Quatre personnes refusent d'adhérer au syndicat : F. Le Franc, J-F. Le Ray, la veuve Noblanc et la commune de Séné qui demande à consulter au préalable le conseil municipal.

Peu de temps après, le conseil se réunit et décide, non seulement d'adhérer mais d'octroyé,^une ^et^^^^^^^ étaient prévus.

Les statuts sont déposés le 10 mars 1928 par le président R. Fleury. Tous les fonds ayant été recueillis, la digue sera réparée sous la direction de M. Charles Pleyber, maître d'œuvre et conseiller technique du syndicat.

1927 Digue Lorois breche

1927 Travaux Mancel prévus

INERTIE DES PROPRIÉTAIRES DE LA DIGUE

- 6 Août 1929 : Assemblée générale du syndicat en présence de M. Le Corvée, adjoint au maire et le Dr. Besse conseiller général, représentant le préfet.
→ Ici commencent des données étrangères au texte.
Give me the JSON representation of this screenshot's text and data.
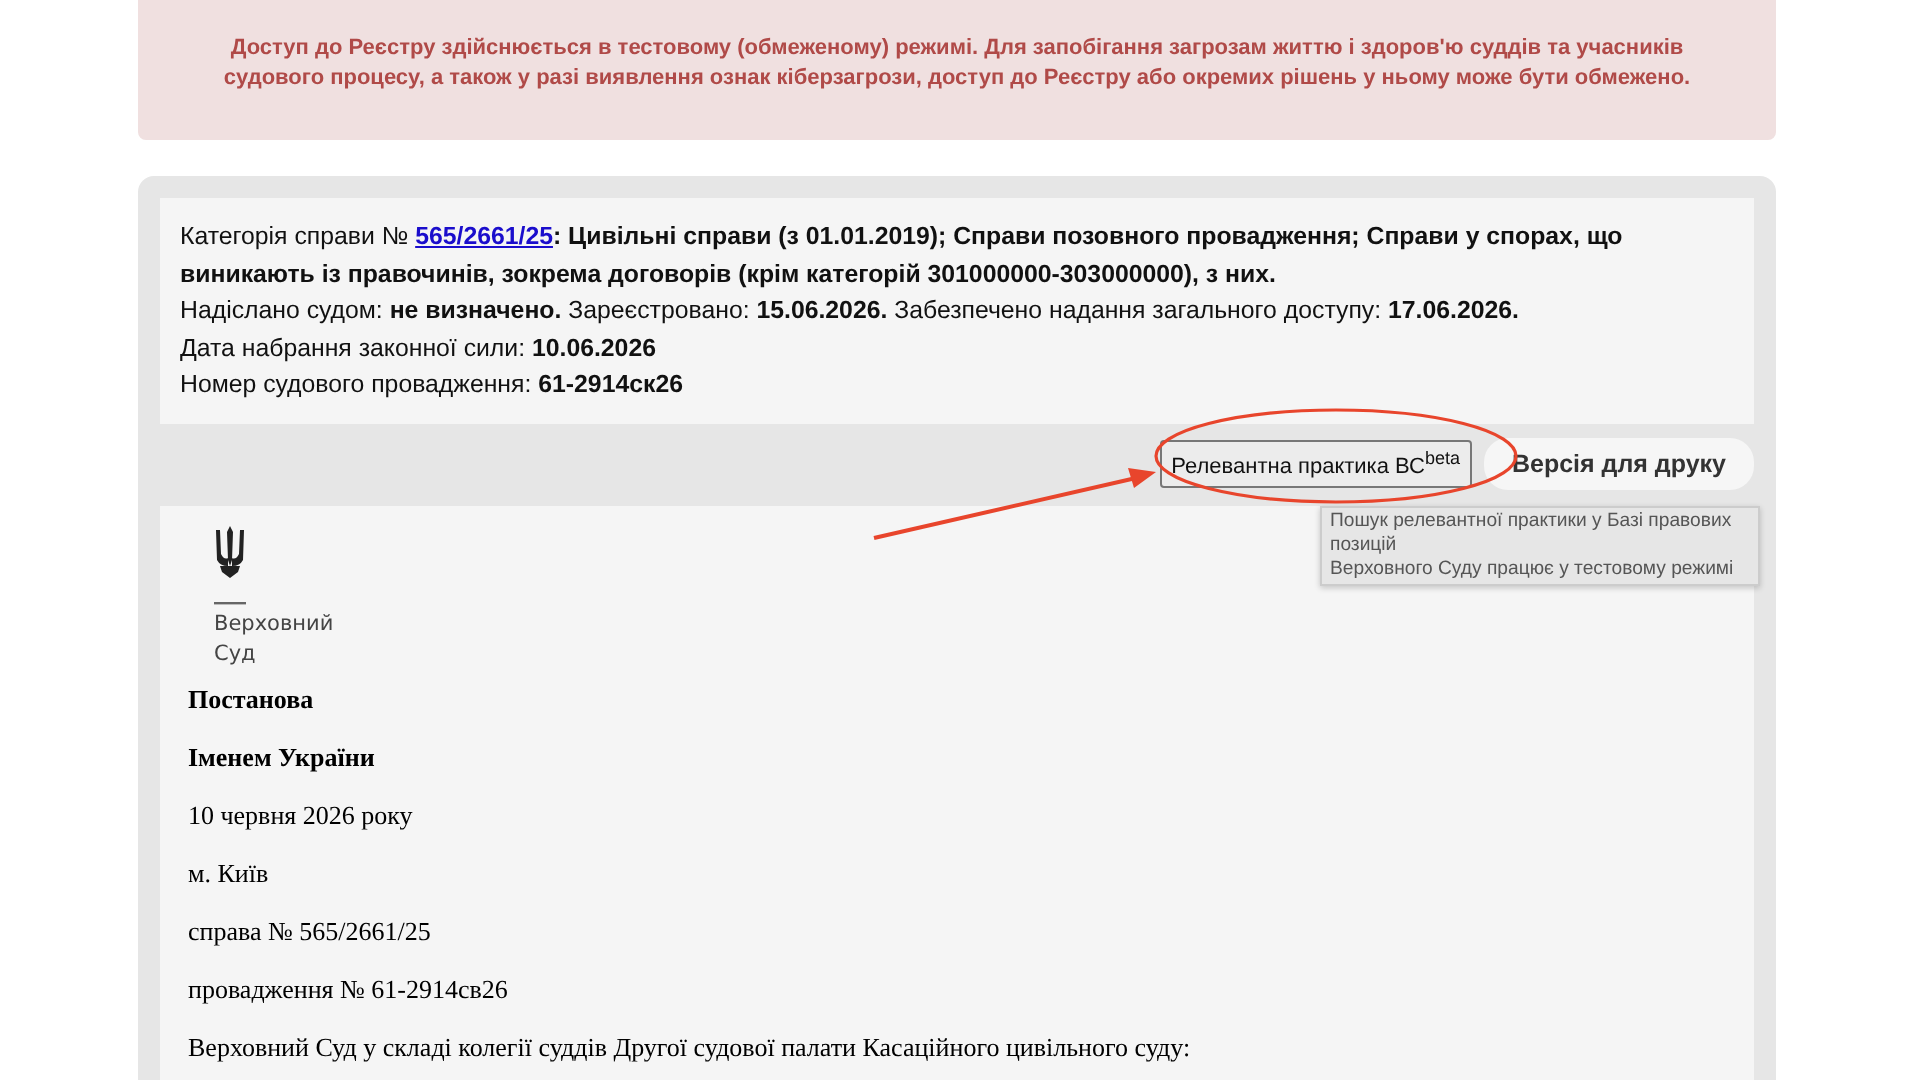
{
  "notice": "Доступ до Реєстру здійснюється в тестовому (обмеженому) режимі. Для запобігання загрозам життю і здоров'ю суддів та учасників судового процесу, а також у разі виявлення ознак кіберзагрози, доступ до Реєстру або окремих рішень у ньому може бути обмежено.",
  "case_info": {
    "category_label": "Категорія справи №",
    "case_link": "565/2661/25",
    "category_text": "**: Цивільні справи (з 01.01.2019); Справи позовного провадження; Справи у спорах, що виникають із правочинів, зокрема договорів (крім категорій 301000000-303000000), з них.**",
    "lines": [
      "Надіслано судом: **не визначено.** Зареєстровано: **15.06.2026.** Забезпечено надання загального доступу: **17.06.2026.**",
      "Дата набрання законної сили: **10.06.2026**",
      "Номер судового провадження: **61-2914ск26**"
    ]
  },
  "toolbar": {
    "buttons": [
      {
        "kind": "outlined",
        "label": "Релевантна практика ВС$^{beta}$"
      },
      {
        "kind": "pill",
        "label": "Версія для друку"
      }
    ],
    "tooltip": [
      "Пошук релевантної практики у Базі правових позицій",
      "Верховного Суду працює у тестовому режимі"
    ]
  },
  "document": {
    "logo_lines": [
      "Верховний",
      "Суд"
    ],
    "paragraphs": [
      {
        "kind": "bold",
        "text": "Постанова"
      },
      {
        "kind": "bold",
        "text": "Іменем України"
      },
      {
        "kind": "plain",
        "text": "10 червня 2026 року"
      },
      {
        "kind": "plain",
        "text": "м. Київ"
      },
      {
        "kind": "plain",
        "text": "справа № 565/2661/25"
      },
      {
        "kind": "plain",
        "text": "провадження № 61-2914св26"
      },
      {
        "kind": "plain",
        "text": "Верховний Суд у складі колегії суддів Другої судової палати Касаційного цивільного суду:"
      }
    ]
  }
}
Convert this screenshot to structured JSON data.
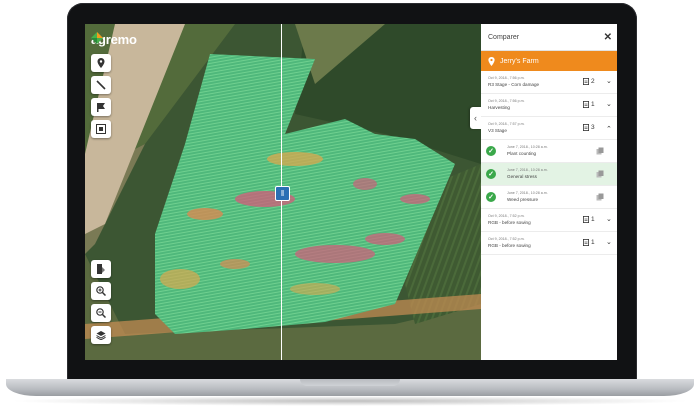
{
  "app": {
    "logo_text": "agremo"
  },
  "toolbar_top": [
    {
      "name": "pin-tool-button",
      "icon": "pin-icon"
    },
    {
      "name": "line-tool-button",
      "icon": "ruler-icon"
    },
    {
      "name": "flag-tool-button",
      "icon": "flag-icon"
    },
    {
      "name": "grid-tool-button",
      "icon": "grid-icon"
    }
  ],
  "toolbar_bottom": [
    {
      "name": "compare-tool-button",
      "icon": "compare-icon"
    },
    {
      "name": "zoom-in-button",
      "icon": "zoom-in-icon"
    },
    {
      "name": "zoom-out-button",
      "icon": "zoom-out-icon"
    },
    {
      "name": "layers-button",
      "icon": "layers-icon"
    }
  ],
  "panel": {
    "title": "Comparer",
    "close_icon": "close-icon",
    "farm": {
      "name": "Jerry's Farm",
      "icon": "location-pin-icon"
    },
    "reports": [
      {
        "date": "Oct 9, 2018., 7:56 p.m.",
        "name": "R3 Stage - Corn damage",
        "count": "2",
        "expanded": false
      },
      {
        "date": "Oct 9, 2018., 7:56 p.m.",
        "name": "Harvesting",
        "count": "1",
        "expanded": false
      },
      {
        "date": "Oct 9, 2018., 7:57 p.m.",
        "name": "V3 Stage",
        "count": "3",
        "expanded": true,
        "analyses": [
          {
            "date": "June 7, 2018., 10:28 a.m.",
            "name": "Plant counting",
            "active": false
          },
          {
            "date": "June 7, 2018., 10:28 a.m.",
            "name": "General stress",
            "active": true
          },
          {
            "date": "June 7, 2018., 10:28 a.m.",
            "name": "Weed pressure",
            "active": false
          }
        ]
      },
      {
        "date": "Oct 9, 2018., 7:52 p.m.",
        "name": "RGB - before sowing",
        "count": "1",
        "expanded": false
      },
      {
        "date": "Oct 9, 2018., 7:52 p.m.",
        "name": "RGB - before sowing",
        "count": "1",
        "expanded": false
      }
    ]
  },
  "colors": {
    "accent": "#ef8a1d",
    "check": "#3aa84a",
    "handle": "#2b6fb4",
    "active_row": "#e3f3e4"
  }
}
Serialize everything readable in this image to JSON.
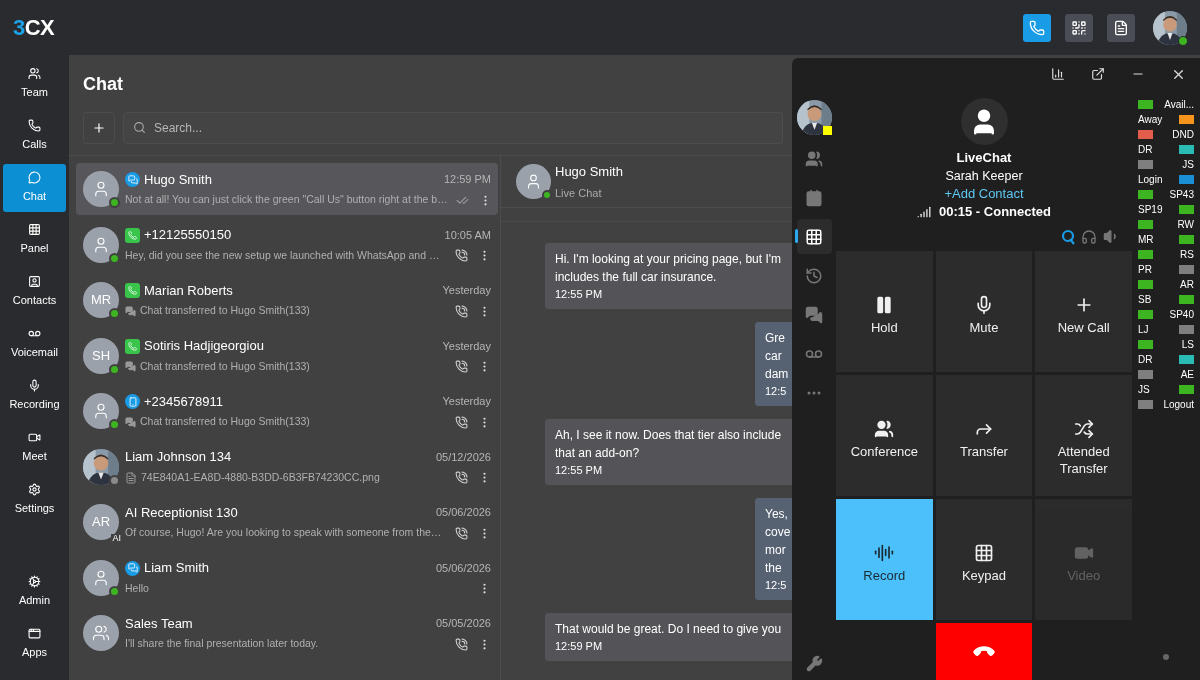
{
  "logo": {
    "accent": "3",
    "rest": "CX"
  },
  "topbar_buttons": [
    {
      "selected": true
    },
    {
      "selected": false
    },
    {
      "selected": false
    }
  ],
  "user_online": true,
  "nav": [
    {
      "label": "Team",
      "selected": false
    },
    {
      "label": "Calls",
      "selected": false
    },
    {
      "label": "Chat",
      "selected": true
    },
    {
      "label": "Panel",
      "selected": false
    },
    {
      "label": "Contacts",
      "selected": false
    },
    {
      "label": "Voicemail",
      "selected": false
    },
    {
      "label": "Recording",
      "selected": false
    },
    {
      "label": "Meet",
      "selected": false
    },
    {
      "label": "Settings",
      "selected": false
    }
  ],
  "nav_bottom": [
    {
      "label": "Admin"
    },
    {
      "label": "Apps"
    }
  ],
  "chat_list": {
    "title": "Chat",
    "search": {
      "placeholder": "Search..."
    },
    "items": [
      {
        "name": "Hugo Smith",
        "time": "12:59 PM",
        "preview": "Not at all! You can just click the green \"Call Us\" button right at the b…",
        "selected": true,
        "avatar": {
          "kind": "person"
        },
        "online": true,
        "channel": {
          "kind": "livechat"
        },
        "action": {
          "kind": "read"
        }
      },
      {
        "name": "+12125550150",
        "time": "10:05 AM",
        "preview": "Hey, did you see the new setup we launched with WhatsApp and …",
        "selected": false,
        "avatar": {
          "kind": "person"
        },
        "online": true,
        "channel": {
          "kind": "whatsapp"
        },
        "action": {
          "kind": "call"
        }
      },
      {
        "name": "Marian Roberts",
        "time": "Yesterday",
        "preview": "Chat transferred to Hugo Smith(133)",
        "selected": false,
        "avatar": {
          "kind": "initials",
          "initials": "MR"
        },
        "online": true,
        "channel": {
          "kind": "whatsapp"
        },
        "preview_icon": {
          "kind": "transfer"
        },
        "action": {
          "kind": "call"
        }
      },
      {
        "name": "Sotiris Hadjigeorgiou",
        "time": "Yesterday",
        "preview": "Chat transferred to Hugo Smith(133)",
        "selected": false,
        "avatar": {
          "kind": "initials",
          "initials": "SH"
        },
        "online": true,
        "channel": {
          "kind": "whatsapp"
        },
        "preview_icon": {
          "kind": "transfer"
        },
        "action": {
          "kind": "call"
        }
      },
      {
        "name": "+2345678911",
        "time": "Yesterday",
        "preview": "Chat transferred to Hugo Smith(133)",
        "selected": false,
        "avatar": {
          "kind": "person"
        },
        "online": true,
        "channel": {
          "kind": "sms"
        },
        "preview_icon": {
          "kind": "transfer"
        },
        "action": {
          "kind": "call"
        }
      },
      {
        "name": "Liam Johnson 134",
        "time": "05/12/2026",
        "preview": "74E840A1-EA8D-4880-B3DD-6B3FB74230CC.png",
        "selected": false,
        "online": false,
        "preview_icon": {
          "kind": "file"
        },
        "action": {
          "kind": "call"
        }
      },
      {
        "name": "AI Receptionist 130",
        "time": "05/06/2026",
        "preview": "Of course, Hugo! Are you looking to speak with someone from the…",
        "selected": false,
        "avatar": {
          "kind": "initials",
          "initials": "AR"
        },
        "badge": "AI",
        "action": {
          "kind": "call"
        }
      },
      {
        "name": "Liam Smith",
        "time": "05/06/2026",
        "preview": "Hello",
        "selected": false,
        "avatar": {
          "kind": "person"
        },
        "online": true,
        "channel": {
          "kind": "livechat"
        }
      },
      {
        "name": "Sales Team",
        "time": "05/05/2026",
        "preview": "I'll share the final presentation later today.",
        "selected": false,
        "avatar": {
          "kind": "group"
        },
        "action": {
          "kind": "call"
        }
      }
    ]
  },
  "conversation": {
    "name": "Hugo Smith",
    "subtitle": "Live Chat",
    "online": true,
    "messages": [
      {
        "kind": "incoming",
        "text": "Hi. I'm looking at your pricing page, but I'm\nincludes the full car insurance.",
        "time": "12:55 PM"
      },
      {
        "kind": "outgoing",
        "text": "Gre\ncar\ndam",
        "time": "12:5"
      },
      {
        "kind": "incoming",
        "text": "Ah, I see it now. Does that tier also include\nthat an add-on?",
        "time": "12:55 PM"
      },
      {
        "kind": "outgoing",
        "text": "Yes,\ncove\nmor\nthe",
        "time": "12:5"
      },
      {
        "kind": "incoming",
        "text": "That would be great. Do I need to give you",
        "time": "12:59 PM"
      }
    ]
  },
  "phone": {
    "busy": true,
    "caller": {
      "title": "LiveChat",
      "name": "Sarah Keeper",
      "add_contact": "+Add Contact",
      "status": "00:15 - Connected"
    },
    "rail": [
      {
        "selected": false
      },
      {
        "selected": false
      },
      {
        "selected": true
      },
      {
        "selected": false
      },
      {
        "selected": false
      },
      {
        "selected": false
      },
      {
        "selected": false
      }
    ],
    "buttons": [
      {
        "kind": "action",
        "label": "Hold",
        "active": false,
        "disabled": false
      },
      {
        "kind": "action",
        "label": "Mute",
        "active": false,
        "disabled": false
      },
      {
        "kind": "action",
        "label": "New Call",
        "active": false,
        "disabled": false
      },
      {
        "kind": "action",
        "label": "Conference",
        "active": false,
        "disabled": false
      },
      {
        "kind": "action",
        "label": "Transfer",
        "active": false,
        "disabled": false
      },
      {
        "kind": "action",
        "label": "Attended Transfer",
        "active": false,
        "disabled": false
      },
      {
        "kind": "action",
        "label": "Record",
        "active": true,
        "disabled": false
      },
      {
        "kind": "action",
        "label": "Keypad",
        "active": false,
        "disabled": false
      },
      {
        "kind": "action",
        "label": "Video",
        "active": false,
        "disabled": true
      },
      {
        "kind": "empty"
      },
      {
        "kind": "hangup"
      },
      {
        "kind": "empty"
      }
    ],
    "blf": [
      {
        "label": "Avail...",
        "color": "#3cb521"
      },
      {
        "label": "Away",
        "color": "#f7941d"
      },
      {
        "label": "DND",
        "color": "#e25d4c"
      },
      {
        "label": "DR",
        "color": "#2bbbb5"
      },
      {
        "label": "JS",
        "color": "#7f7f7f"
      },
      {
        "label": "Login",
        "color": "#1a8fd6"
      },
      {
        "label": "SP43",
        "color": "#3cb521"
      },
      {
        "label": "SP19",
        "color": "#3cb521"
      },
      {
        "label": "RW",
        "color": "#3cb521"
      },
      {
        "label": "MR",
        "color": "#3cb521"
      },
      {
        "label": "RS",
        "color": "#3cb521"
      },
      {
        "label": "PR",
        "color": "#7f7f7f"
      },
      {
        "label": "AR",
        "color": "#3cb521"
      },
      {
        "label": "SB",
        "color": "#3cb521"
      },
      {
        "label": "SP40",
        "color": "#3cb521"
      },
      {
        "label": "LJ",
        "color": "#7f7f7f"
      },
      {
        "label": "LS",
        "color": "#3cb521"
      },
      {
        "label": "DR",
        "color": "#2bbbb5"
      },
      {
        "label": "AE",
        "color": "#7f7f7f"
      },
      {
        "label": "JS",
        "color": "#3cb521"
      },
      {
        "label": "Logout",
        "color": "#7f7f7f"
      }
    ]
  }
}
Le bilan financier à ce jour indique 164 410 francs de recettes et 150 885 francs de dépenses. Il reste donc un avoir en caisse de 13 525 francs.

L'assemblée demande au préfet de désigner un séquestre des biens de Mme Rohiing qui se dérobe à toute communication et ne règle pas ses contributions qui se montent à 20 000 francs.

- 1er Janvier 1932 : Lettre adressée par le syndicat au préfet, faisant un historique succinct des événements. Elle indique qu'en 1901, les propriétaires du lais de mer de 65 hectares, cédé à Mme Rohiing née Anna Jégo et mariée à un banquier hollandais, devaient par contrat se charger intégralement de l'entretien de la grande digue et de sa restauration pour deux tiers de la dépense en cas de dégradations par des événements de force majeure.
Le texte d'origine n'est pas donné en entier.